Tuesday, November 6, 2012

Piketty on the Gallois Report and Government Reaction

Here. I see here, clearly articulated, one line of emerging critique of the government's plan: it is intellectually incoherent, Piketty argues, "illegible," unclear, etc. Bernard Girard echoes the thought here. Given the total irrationality of fiscal debates in the US, I think "illegibility" is a rather mild criticism, though one can understand the disappointment of intellectuals who had hoped for a complete overhaul of the tax system. A fine idea in principle, but such ambition requires a more resounding mandate than Hollande received (for a program quite different from the one he has enacted, moreover) and a party more united than the PS about where it wants to take the country. Given the political constraints, I'm rather pleased that Hollande has moved, with some dispatch, toward a policy that holds out some promise of mild improvement. Of course the cost-shifting is merely a short-term response to a deteriorating competitive situation; the long-term response will be the real test, and it may be that a government forced to pinch its pennies ever tighter will be tempted to skimp on the investments in R&D, infrastructure, and education that are ultimately more important than the "legibility" of social-security financing.

1 comment:

FrédéricLN said...

Read, thank you for the link. Piketty is right, for sure.

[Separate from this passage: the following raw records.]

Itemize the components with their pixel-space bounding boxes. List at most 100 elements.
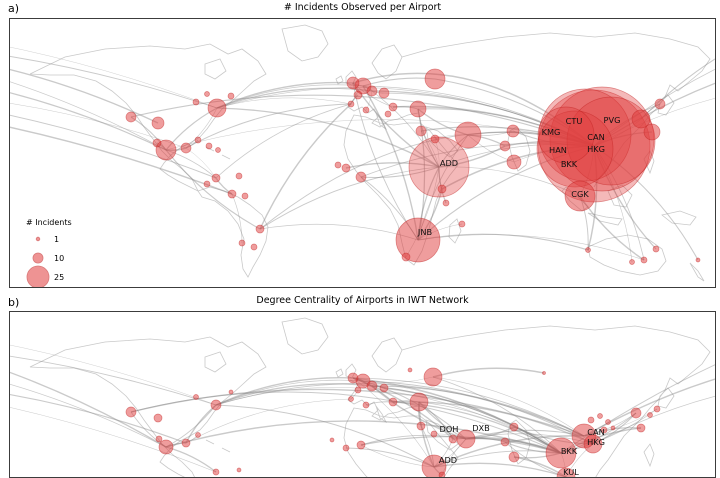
airport-bubble — [152, 138, 162, 148]
airport-bubble — [125, 406, 137, 418]
route-edge — [640, 58, 715, 120]
route-edge — [216, 107, 440, 168]
route-edge — [216, 84, 364, 109]
airport-bubble — [629, 259, 635, 265]
legend-title: # Incidents — [26, 218, 72, 227]
airport-code-label: BKK — [561, 159, 578, 169]
airport-bubble — [353, 90, 363, 100]
airport-bubble — [388, 397, 398, 407]
route-edge — [10, 126, 233, 195]
route-edge — [417, 233, 589, 251]
route-edge — [593, 145, 633, 263]
airport-bubble — [430, 430, 438, 438]
airport-bubble — [153, 413, 163, 423]
incidents-size-legend: # Incidents 1 10 25 — [26, 218, 72, 287]
airport-bubble — [454, 121, 482, 149]
route-edge — [216, 97, 352, 109]
panel-b-label: b) — [8, 296, 20, 309]
airport-bubble — [643, 123, 661, 141]
airport-bubble — [379, 383, 389, 393]
route-edge — [433, 462, 567, 477]
airport-bubble — [348, 396, 354, 402]
route-edge — [10, 68, 159, 124]
airport-code-labels: CTU PVG KMG CAN HAN HKG BKK CGK ADD JNB — [417, 115, 621, 237]
route-edge — [130, 391, 562, 454]
route-edge — [362, 380, 594, 445]
airport-bubble — [235, 172, 243, 180]
route-edge — [383, 387, 562, 454]
airport-bubble — [508, 451, 520, 463]
airport-bubble — [158, 439, 174, 455]
airport-bubble — [424, 68, 446, 90]
airport-bubble — [193, 394, 199, 400]
route-edge — [371, 385, 467, 440]
airport-bubble — [500, 437, 510, 447]
route-edge — [165, 149, 261, 230]
route-edge — [10, 393, 187, 444]
airport-bubble — [241, 192, 249, 200]
route-edge — [259, 166, 440, 230]
airport-bubble — [556, 467, 576, 477]
airport-bubble — [542, 371, 546, 375]
route-edge — [417, 234, 645, 261]
legend-value-label: 1 — [54, 235, 59, 244]
airport-bubble — [438, 471, 446, 477]
airport-bubble — [204, 91, 210, 97]
airport-bubble — [347, 100, 355, 108]
airport-bubble — [509, 422, 519, 432]
airport-code-label: CGK — [571, 189, 589, 199]
route-edge — [362, 85, 595, 147]
airport-bubble — [180, 142, 192, 154]
airport-bubble — [652, 245, 660, 253]
route-edge — [438, 143, 595, 168]
airport-bubble — [695, 257, 701, 263]
airport-bubble — [378, 87, 390, 99]
route-edge — [432, 367, 545, 378]
route-edge — [438, 166, 581, 197]
route-edge — [360, 142, 595, 178]
airport-bubble — [362, 401, 370, 409]
route-edge — [417, 108, 595, 147]
airport-bubble — [155, 435, 163, 443]
route-edge — [583, 378, 715, 437]
airport-bubble — [207, 98, 227, 118]
route-edge — [10, 383, 167, 448]
panel-a-title: # Incidents Observed per Airport — [283, 2, 442, 13]
airport-bubble — [194, 136, 202, 144]
route-edge — [165, 119, 595, 151]
route-edge — [165, 446, 217, 473]
route-edge — [10, 46, 218, 109]
airport-bubble — [597, 413, 603, 419]
panel-b-title: Degree Centrality of Airports in IWT Net… — [256, 295, 469, 306]
airport-bubble — [356, 440, 366, 450]
route-edge — [465, 429, 585, 440]
airport-bubble — [640, 256, 648, 264]
route-edge — [371, 385, 585, 437]
airport-bubble — [421, 454, 447, 477]
route-edge — [383, 92, 595, 147]
route-edge — [216, 81, 354, 109]
route-edge — [345, 162, 440, 169]
airport-bubble — [236, 467, 242, 473]
route-edge — [593, 145, 657, 250]
panel-a-map-svg: CTU PVG KMG CAN HAN HKG BKK CGK ADD JNB — [10, 24, 715, 282]
airport-bubbles — [125, 367, 661, 477]
airport-bubble — [195, 432, 201, 438]
airport-bubble — [346, 76, 360, 90]
airport-code-label: HKG — [587, 144, 605, 154]
airport-bubble — [408, 136, 470, 198]
airport-bubble — [366, 85, 378, 97]
airport-bubble — [409, 100, 427, 118]
airport-bubble — [506, 154, 522, 170]
airport-bubble — [210, 399, 222, 411]
airport-bubble — [205, 142, 213, 150]
airport-code-label: JNB — [417, 227, 433, 237]
route-edge — [371, 385, 562, 454]
route-edge — [587, 145, 598, 251]
route-edge — [362, 77, 436, 87]
route-edge — [185, 103, 352, 149]
airport-bubble — [329, 437, 335, 443]
airport-bubble — [366, 380, 378, 392]
route-edge — [593, 145, 645, 261]
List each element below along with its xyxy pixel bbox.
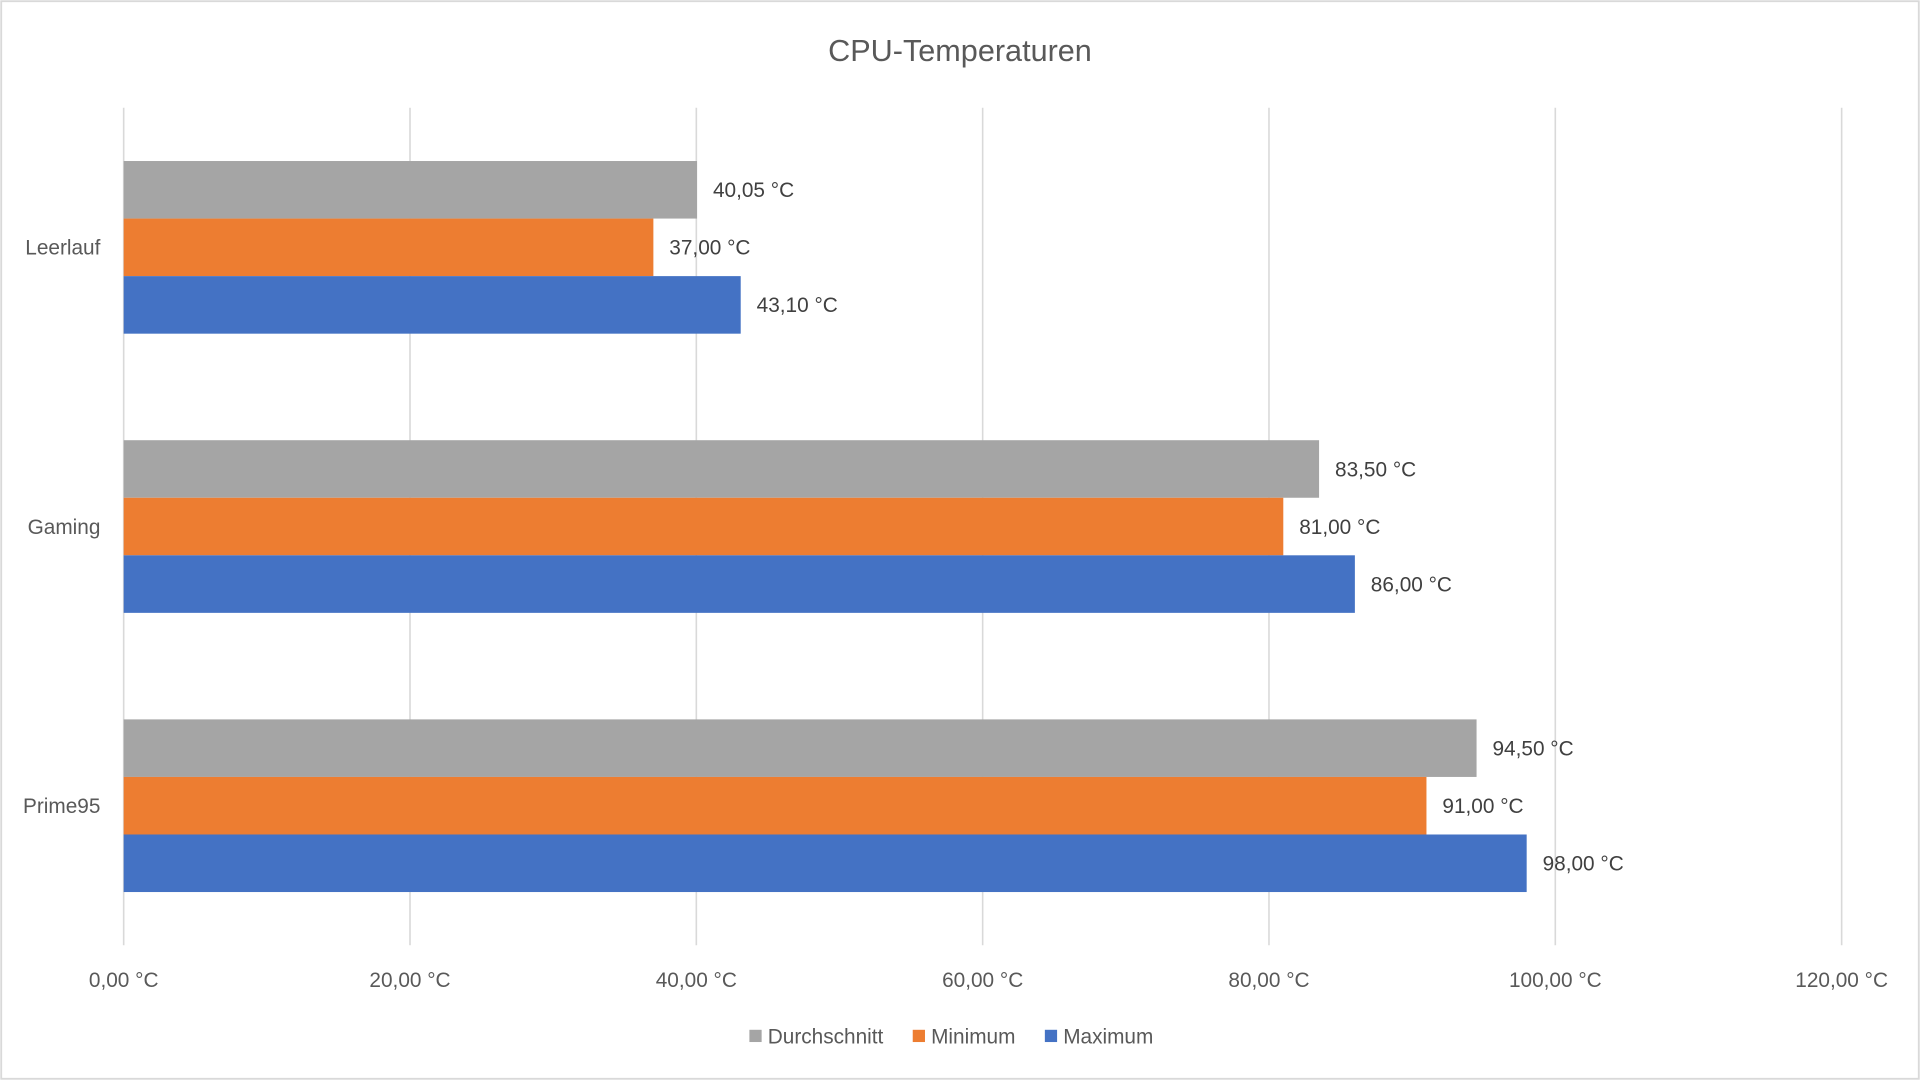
data-label: 83,50 °C xyxy=(1335,458,1416,481)
data-label: 81,00 °C xyxy=(1299,516,1380,539)
data-labels: 40,05 °C 37,00 °C 43,10 °C 83,50 °C 81,00 °C… xyxy=(669,179,1623,875)
data-label: 91,00 °C xyxy=(1442,795,1523,818)
bar-durchschnitt xyxy=(123,440,1320,498)
category-label: Prime95 xyxy=(23,795,100,818)
bar-durchschnitt xyxy=(123,719,1477,777)
data-label: 37,00 °C xyxy=(669,237,750,260)
legend-label: Maximum xyxy=(1063,1025,1153,1048)
legend-swatch xyxy=(749,1029,762,1043)
x-tick-label: 120,00 °C xyxy=(1795,969,1888,992)
bar-maximum xyxy=(123,834,1527,893)
legend-label: Durchschnitt xyxy=(768,1025,884,1048)
x-tick-label: 40,00 °C xyxy=(656,969,737,992)
data-label: 94,50 °C xyxy=(1492,738,1573,761)
x-axis-ticks: 0,00 °C 20,00 °C 40,00 °C 60,00 °C 80,00 °C 1… xyxy=(89,969,1888,992)
bar-minimum xyxy=(123,497,1284,556)
data-label: 98,00 °C xyxy=(1543,853,1624,876)
x-tick-label: 0,00 °C xyxy=(89,969,159,992)
legend-label: Minimum xyxy=(931,1025,1015,1048)
bar-maximum xyxy=(123,276,741,334)
legend-swatch xyxy=(912,1029,925,1043)
data-label: 86,00 °C xyxy=(1371,573,1452,596)
bar-durchschnitt xyxy=(123,161,698,219)
chart-title: CPU-Temperaturen xyxy=(828,34,1092,68)
bar-minimum xyxy=(123,776,1427,835)
bar-minimum xyxy=(123,218,654,277)
legend: Durchschnitt Minimum Maximum xyxy=(749,1025,1153,1048)
bars xyxy=(123,161,1527,893)
data-label: 40,05 °C xyxy=(713,179,794,202)
x-tick-label: 100,00 °C xyxy=(1509,969,1602,992)
x-tick-label: 80,00 °C xyxy=(1228,969,1309,992)
category-label: Leerlauf xyxy=(25,237,100,260)
bar-maximum xyxy=(123,555,1355,613)
x-tick-label: 60,00 °C xyxy=(942,969,1023,992)
category-label: Gaming xyxy=(28,516,101,539)
data-label: 43,10 °C xyxy=(757,294,838,317)
category-labels: Leerlauf Gaming Prime95 xyxy=(23,237,101,818)
x-tick-label: 20,00 °C xyxy=(369,969,450,992)
legend-swatch xyxy=(1044,1029,1058,1043)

But he forgets that "un bon impôt est un vieil impôt". You cannot make a large fiscal reform at balance 0 (with as many losses as gains for taxpayers): the number of loosers would block either the decision process or the economy. You can only increase well chosen taxes when you (State) need money (as Hollande has done in Summer), and cut well chosen taxes when you have money. In between, you will always be suspected of fiscal conjuring.